Olho para a parede em frente ao meu computador e vejo uma gota de humidade que desce de uma mancha escura do tecto. A gota de humidade desce, vagarosamente, como se nada mais tivesse que fazer, a não ser descer uma parede com pouco mais de dois metros. Desce timidamente a parede, como se estivesse a tentar provar a segurança de cada reentrância, como uma montanha que já se escalou e se está a descer.

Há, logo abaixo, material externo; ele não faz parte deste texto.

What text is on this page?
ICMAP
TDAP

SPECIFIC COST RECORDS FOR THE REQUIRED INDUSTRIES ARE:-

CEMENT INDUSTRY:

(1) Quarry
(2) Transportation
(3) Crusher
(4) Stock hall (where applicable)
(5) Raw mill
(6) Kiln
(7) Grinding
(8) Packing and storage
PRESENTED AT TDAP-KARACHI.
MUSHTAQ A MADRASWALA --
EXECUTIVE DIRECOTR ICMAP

Andava a magicar o porquê destas tantas reminiscências infantis; a casa onde vivi, durante os primeiros dezanove anos da minha vida vai ser vendida. Sempre achei um pouco ridículos os filmes americanos que falavam de quando as pessoas tinham que se separar de um carro ou de uma casa: para mim não faz sentido que uma pessoa se apegue tanto a um bem material, quanto mais a um imóvel. Achava que aqueles dilemas existências eram algo que me ultrapassava, honestamente, não conseguia compreender.
Acontece que essa casa não é uma casa qualquer: é um sótão. Vivi durante dezanove anos num sótão adaptado a casa. Tinha o telhado a descer e em algumas partes da casa tínhamos que andar de cócoras.
Não era, de longe, a casa perfeita. Mas a verdade é que nela senti sempre algumas raízes, algum sítio para onde sabia que era bom voltar, nem que fosse para os tectos esconsos onde passava o tempo a dar cabeçadas. A casa está vazia e de quando em vez encontro uma desculpa válida para ir àquele sótão virado em segundo esquerdo, para cheirar a casa, para cheirar o chão de cortiça envernizada. Tão fresco no verão e acolhedor no Inverno, contrariando o resto de casa. Lembro-me dos Verões quentes, de dormirmos todos no terraço, as mangueiradas de água fria, fria que o meu pai nos dava, a mim e às minhas irmãs no pico do Verão.

Assim como a infância terminou anos antes, anos mais tarde a casa também terminou. Os quartos pequenos, o tecto esconso, as cabeçadas, o chão e o terraço, a mangueira de água fria, a infância.
[Sorriso nostálgico, não triste.]

6 Comments:

Blogger Alberto Oliveira said...

A primeira casa onde vivemos (melhor; onde nos aprendemos a conhecer) é sem dúvida marcante para o resto da vida. E de quando em vez, dá-se lá um salto como tu fizeste no texto.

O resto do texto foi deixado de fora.